--Marshall "Bull Moose" Wittman...it is a delusion to believe that the blogosphere is representative of anything but the hundreds of thousands of scribblers that join in this marvelous medium and the few millions of good folks who read it. The Moose is always struck by how few people actually read a blog or even are familiar with their existence - even those who are politically active. Of course, it is also true that a diminishing number of people by the day read mainstream newspapers and journals - not necessarily a healthy phenomena for a functionary democracy.
So, alas, it is generally a good thing that the blogosphere provides an opportunity for more and more Americans who want to get engaged and sound off.

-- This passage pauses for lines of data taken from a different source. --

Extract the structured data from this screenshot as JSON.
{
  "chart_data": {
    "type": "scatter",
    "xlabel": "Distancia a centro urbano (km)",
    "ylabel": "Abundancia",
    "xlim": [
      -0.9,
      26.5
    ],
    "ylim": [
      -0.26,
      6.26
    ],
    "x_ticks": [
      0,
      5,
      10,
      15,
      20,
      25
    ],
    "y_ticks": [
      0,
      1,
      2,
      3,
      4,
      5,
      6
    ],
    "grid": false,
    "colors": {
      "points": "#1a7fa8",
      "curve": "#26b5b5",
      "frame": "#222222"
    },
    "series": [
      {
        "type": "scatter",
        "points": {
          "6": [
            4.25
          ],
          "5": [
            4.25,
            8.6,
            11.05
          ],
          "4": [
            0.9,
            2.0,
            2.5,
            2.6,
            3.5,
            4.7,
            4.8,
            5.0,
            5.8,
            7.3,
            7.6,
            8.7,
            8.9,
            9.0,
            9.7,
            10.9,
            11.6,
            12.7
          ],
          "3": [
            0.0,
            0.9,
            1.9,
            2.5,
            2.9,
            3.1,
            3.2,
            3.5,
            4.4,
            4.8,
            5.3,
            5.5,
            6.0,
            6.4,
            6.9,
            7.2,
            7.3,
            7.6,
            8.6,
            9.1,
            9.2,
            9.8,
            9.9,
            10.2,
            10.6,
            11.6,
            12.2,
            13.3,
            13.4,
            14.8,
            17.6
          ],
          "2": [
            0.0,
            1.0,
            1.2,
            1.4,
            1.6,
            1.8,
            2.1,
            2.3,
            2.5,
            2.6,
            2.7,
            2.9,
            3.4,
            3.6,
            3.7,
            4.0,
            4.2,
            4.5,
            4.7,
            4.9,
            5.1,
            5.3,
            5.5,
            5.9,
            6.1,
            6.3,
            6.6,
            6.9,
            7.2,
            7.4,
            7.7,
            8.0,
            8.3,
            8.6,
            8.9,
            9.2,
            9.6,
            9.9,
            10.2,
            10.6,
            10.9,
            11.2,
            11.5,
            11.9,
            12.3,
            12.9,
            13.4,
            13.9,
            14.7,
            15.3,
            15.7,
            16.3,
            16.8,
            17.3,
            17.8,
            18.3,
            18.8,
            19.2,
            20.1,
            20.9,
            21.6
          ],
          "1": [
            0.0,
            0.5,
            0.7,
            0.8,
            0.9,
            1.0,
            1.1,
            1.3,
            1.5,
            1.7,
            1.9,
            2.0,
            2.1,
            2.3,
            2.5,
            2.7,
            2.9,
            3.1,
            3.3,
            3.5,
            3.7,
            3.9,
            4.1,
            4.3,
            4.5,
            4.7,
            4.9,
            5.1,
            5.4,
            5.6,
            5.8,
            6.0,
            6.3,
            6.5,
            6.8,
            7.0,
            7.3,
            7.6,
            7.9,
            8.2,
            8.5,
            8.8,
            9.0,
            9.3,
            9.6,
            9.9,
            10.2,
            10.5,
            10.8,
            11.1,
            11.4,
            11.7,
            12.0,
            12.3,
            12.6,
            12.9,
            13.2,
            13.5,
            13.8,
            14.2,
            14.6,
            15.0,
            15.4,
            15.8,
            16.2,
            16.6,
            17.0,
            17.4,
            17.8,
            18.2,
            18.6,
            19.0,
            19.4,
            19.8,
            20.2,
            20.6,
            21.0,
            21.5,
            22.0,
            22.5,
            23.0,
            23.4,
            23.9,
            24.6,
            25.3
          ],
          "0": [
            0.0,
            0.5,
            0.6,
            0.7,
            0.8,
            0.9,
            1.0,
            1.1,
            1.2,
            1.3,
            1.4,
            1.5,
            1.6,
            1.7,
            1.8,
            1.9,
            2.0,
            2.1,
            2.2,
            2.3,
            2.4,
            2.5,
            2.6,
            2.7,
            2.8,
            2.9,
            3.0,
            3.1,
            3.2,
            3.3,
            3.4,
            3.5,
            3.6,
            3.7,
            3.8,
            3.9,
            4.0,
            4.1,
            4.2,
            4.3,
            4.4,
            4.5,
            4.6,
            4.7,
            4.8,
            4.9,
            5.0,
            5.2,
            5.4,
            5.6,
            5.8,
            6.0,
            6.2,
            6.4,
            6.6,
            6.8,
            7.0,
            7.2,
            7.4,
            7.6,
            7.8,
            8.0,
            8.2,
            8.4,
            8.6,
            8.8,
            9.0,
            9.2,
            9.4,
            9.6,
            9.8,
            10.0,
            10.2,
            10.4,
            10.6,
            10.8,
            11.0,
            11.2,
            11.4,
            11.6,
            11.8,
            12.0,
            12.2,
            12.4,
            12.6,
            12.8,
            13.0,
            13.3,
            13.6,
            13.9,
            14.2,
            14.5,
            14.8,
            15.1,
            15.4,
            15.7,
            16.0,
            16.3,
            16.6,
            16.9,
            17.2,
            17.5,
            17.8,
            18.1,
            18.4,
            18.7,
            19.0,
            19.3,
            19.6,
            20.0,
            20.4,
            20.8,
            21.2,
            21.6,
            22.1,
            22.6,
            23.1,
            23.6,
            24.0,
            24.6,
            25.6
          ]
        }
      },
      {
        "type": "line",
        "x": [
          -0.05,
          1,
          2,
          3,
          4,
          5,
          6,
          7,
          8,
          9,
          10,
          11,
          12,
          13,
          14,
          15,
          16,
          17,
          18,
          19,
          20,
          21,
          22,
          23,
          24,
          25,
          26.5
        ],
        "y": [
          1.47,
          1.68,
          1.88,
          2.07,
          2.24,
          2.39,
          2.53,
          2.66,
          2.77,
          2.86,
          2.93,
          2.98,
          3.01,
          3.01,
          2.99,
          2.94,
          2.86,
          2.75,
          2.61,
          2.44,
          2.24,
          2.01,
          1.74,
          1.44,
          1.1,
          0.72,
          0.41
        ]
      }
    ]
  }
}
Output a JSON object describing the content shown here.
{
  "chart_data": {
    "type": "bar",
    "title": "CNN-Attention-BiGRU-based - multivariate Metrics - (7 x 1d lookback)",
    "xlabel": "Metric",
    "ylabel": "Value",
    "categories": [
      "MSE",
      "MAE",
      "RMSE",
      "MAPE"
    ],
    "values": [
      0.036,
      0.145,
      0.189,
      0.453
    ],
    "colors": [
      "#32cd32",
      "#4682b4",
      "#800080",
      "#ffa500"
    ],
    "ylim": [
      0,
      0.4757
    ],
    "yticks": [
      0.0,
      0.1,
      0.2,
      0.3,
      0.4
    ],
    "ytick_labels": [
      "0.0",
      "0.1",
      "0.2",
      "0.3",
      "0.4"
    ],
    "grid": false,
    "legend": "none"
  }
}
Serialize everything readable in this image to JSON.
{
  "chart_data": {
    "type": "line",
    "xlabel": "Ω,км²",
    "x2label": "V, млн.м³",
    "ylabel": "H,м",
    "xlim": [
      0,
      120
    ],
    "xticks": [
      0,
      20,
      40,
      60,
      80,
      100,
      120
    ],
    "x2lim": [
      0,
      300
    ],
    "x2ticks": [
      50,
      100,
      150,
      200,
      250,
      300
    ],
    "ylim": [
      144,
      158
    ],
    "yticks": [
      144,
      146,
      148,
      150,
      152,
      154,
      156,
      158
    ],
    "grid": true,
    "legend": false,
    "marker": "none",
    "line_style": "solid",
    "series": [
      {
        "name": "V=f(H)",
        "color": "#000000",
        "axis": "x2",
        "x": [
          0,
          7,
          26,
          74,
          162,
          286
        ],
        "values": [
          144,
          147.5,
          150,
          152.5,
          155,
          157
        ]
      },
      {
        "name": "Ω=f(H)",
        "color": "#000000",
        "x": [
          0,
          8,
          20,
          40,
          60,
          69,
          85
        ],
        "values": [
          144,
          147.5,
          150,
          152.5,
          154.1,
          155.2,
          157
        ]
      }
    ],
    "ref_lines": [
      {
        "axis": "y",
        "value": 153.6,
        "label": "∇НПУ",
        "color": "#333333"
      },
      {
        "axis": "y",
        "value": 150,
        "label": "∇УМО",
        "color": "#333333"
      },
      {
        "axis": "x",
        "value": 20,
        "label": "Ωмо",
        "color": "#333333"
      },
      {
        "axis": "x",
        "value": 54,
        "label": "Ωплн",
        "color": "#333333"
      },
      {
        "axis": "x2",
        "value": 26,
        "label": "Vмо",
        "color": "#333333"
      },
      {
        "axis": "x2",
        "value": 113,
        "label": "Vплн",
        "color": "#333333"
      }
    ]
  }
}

However, we should keep it in perspective. The blogosphere is generally an ideological hothouse that does not reflect the everyday thoughts of Americans. In that way, it is much like talk radio.
Blogs appear far more influential in the Democratic than the Republican party. With the waning influence of the labor movement - the blogs and the trial lawyers are picking up the slack as influential institutions. However, politicians should not make more of the blogs than what they are - highly ideological and only representative of the very left faction of the base.
Not being a centrist, and as a skeptic of calls for a "Third Way" in American politics (oh, if it were true that we even had a "Second Way"), I view the emergence of the blogosphere as a welcome development. But the combination of years having been spent in the political wilderness with the unmediated forum that is blogging has created a poisonous strain in the rhetoric of my cohorts on the left, one that is more atuned to letting us vent spleen and less towards actually persuading fence-sitters and accomplishing something as mundane as, well, winning elections that matter. As with talk radio, the more violent and extreme the rhetoric, the more popular the sight, and with this phenomenum afflicting both sides of the debate, the blogosphere is becoming an increasingly ugly arena.
Not having an editor permits many of us to reveal Our Inner Asshole, in all its resplendent glory, on a daily basis, and it's not a pretty sight by any means. It may warm our cockles to pretend that outing a CIA spook is the same thing as treason, or that the 2004 election was lost because of some nefarious scheme cooked up at Diebold's headquarters, or that photoshopping the face of a blackfaced minstrel is a witty jibe at an African-American Republican, but we shouldn't pretend that it's a ticket to the White House.